•  
  •  
 

Keywords

removal power; executive power; presidential removal; Take Care Clause

Abstract

The contemporary debate over presidential power often assumes that removal is the primary tool through which a President exercises control over executive branch officers to fulfill the Constitutional duty to “take Care that the Laws be faithfully executed.” This must be so, the logic goes, because without this authority, “the President could not be held fully accountable for discharging his own responsibilities.” The power to remove, the U.S. Supreme Court has reasoned, also endows the President with the power to supervise. To be sure, other scholars and jurists have pointed out the ways that this fails to capture the range of disciplinary options available to the President. But the general view is that removal is key because otherwise “the buck would stop somewhere else.”
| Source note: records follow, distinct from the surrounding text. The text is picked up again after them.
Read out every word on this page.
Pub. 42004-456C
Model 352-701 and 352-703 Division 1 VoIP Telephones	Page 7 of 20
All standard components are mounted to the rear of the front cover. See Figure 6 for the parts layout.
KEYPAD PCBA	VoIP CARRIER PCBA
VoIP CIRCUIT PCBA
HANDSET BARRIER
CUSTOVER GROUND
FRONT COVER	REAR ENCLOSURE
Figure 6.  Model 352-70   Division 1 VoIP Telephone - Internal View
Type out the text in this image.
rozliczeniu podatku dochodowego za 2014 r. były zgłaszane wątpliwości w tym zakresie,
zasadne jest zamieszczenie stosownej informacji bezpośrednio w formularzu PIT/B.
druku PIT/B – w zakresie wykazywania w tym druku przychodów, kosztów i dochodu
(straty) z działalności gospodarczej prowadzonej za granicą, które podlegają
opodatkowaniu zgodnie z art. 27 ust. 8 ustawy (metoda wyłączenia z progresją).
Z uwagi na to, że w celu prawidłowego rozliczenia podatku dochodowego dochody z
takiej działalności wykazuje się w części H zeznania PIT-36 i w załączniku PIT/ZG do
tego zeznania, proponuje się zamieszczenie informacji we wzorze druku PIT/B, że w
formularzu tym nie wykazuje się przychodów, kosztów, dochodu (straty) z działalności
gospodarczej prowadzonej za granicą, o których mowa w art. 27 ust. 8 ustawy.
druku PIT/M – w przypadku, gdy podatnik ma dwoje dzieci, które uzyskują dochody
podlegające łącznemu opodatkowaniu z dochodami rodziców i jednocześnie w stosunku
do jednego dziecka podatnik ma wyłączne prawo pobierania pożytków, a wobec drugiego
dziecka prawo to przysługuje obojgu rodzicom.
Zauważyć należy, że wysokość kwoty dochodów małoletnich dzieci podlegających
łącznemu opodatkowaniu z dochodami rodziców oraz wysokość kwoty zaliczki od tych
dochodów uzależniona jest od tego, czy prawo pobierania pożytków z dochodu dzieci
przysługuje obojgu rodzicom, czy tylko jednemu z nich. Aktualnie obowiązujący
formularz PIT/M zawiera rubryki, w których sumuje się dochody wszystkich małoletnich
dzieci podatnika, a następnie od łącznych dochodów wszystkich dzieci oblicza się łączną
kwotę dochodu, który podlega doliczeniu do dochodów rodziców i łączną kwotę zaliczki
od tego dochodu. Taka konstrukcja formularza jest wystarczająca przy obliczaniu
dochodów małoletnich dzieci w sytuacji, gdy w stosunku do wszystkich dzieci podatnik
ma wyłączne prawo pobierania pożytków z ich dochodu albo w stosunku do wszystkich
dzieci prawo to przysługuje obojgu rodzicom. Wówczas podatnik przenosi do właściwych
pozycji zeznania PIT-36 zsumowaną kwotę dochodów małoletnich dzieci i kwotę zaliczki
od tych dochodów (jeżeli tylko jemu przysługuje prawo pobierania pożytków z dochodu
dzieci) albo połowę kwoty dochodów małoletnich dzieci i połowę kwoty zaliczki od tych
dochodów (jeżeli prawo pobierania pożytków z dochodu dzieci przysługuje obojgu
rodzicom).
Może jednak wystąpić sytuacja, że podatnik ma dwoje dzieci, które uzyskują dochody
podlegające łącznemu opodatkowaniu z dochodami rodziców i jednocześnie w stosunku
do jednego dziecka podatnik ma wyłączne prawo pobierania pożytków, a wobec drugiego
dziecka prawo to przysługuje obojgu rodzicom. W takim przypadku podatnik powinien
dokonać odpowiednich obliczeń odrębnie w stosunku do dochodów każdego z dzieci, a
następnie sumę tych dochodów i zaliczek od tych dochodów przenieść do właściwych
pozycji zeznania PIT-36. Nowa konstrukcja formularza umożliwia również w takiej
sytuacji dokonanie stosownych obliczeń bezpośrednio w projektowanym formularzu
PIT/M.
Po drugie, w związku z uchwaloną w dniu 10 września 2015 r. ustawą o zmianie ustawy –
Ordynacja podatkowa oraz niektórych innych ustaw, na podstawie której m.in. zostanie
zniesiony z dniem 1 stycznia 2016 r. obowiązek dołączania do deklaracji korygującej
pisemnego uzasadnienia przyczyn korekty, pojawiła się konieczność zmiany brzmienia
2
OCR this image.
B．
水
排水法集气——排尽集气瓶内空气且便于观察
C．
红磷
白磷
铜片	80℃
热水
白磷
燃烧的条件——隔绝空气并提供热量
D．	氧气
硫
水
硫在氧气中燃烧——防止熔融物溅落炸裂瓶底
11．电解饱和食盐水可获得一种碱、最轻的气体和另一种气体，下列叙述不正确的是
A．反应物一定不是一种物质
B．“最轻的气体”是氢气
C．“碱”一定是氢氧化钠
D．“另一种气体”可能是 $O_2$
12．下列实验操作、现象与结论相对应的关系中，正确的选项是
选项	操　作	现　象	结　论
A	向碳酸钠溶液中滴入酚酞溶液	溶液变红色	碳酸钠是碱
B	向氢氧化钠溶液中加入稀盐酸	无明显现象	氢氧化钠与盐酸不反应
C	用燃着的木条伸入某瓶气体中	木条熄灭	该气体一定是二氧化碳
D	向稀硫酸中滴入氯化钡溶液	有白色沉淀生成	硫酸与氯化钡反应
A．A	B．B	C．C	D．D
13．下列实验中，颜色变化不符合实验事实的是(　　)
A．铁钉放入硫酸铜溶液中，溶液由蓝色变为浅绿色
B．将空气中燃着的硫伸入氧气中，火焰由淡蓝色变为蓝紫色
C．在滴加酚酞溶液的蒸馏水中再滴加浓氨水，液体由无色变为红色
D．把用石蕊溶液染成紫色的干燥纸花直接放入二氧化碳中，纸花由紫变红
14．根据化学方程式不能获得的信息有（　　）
The three essays in this symposium issue dedicated to the founding era help us to see that this assumption is, in some ways, a failure of imagination. As a matter of constitutional text and historical practice, they argue, there were many ways in which officers could be held accountable for their actions in the absence of a presidential removal power, just as there were other ways in which Congress could assure that the law would be executed, with or without the cooperation of executive officials. Professor Gary Lawson argues for the potency of a presidential negative rooted in the Constitution, a power that he sees as both more supple and more textually grounded than a constitutional removal power, which he does not believe exists. Professor Christine Kexel Chabot, focusing on the powers that the First Congress actually delegated to the President by statute, argues that—whatever one thinks of the constitutionality of presidential removal—the historical record indicates that the First Congress granted President George Washington the power to approve the actions of subordinates only in cases in which he would otherwise be unable to roll back any decisions, often involving expenditures, with which he disagreed. Professor Chabot offers this historical record to suggest that the founding era Congress envisioned a presidential supervisory power that would be used far less often and far more precisely than would be possible with the blunt tool of removal. Finally, Professor James E. Pfander, by demonstrating the widespread acceptance of private informer suits in the early republic, reveals not only how far current, narrow conceptions of standing stray from this original understanding, but also how, in practice, the prosecution of state and federal crimes—an act that we today consider a “quintessentially executive function”—was frequently left to individual private citizens to pursue.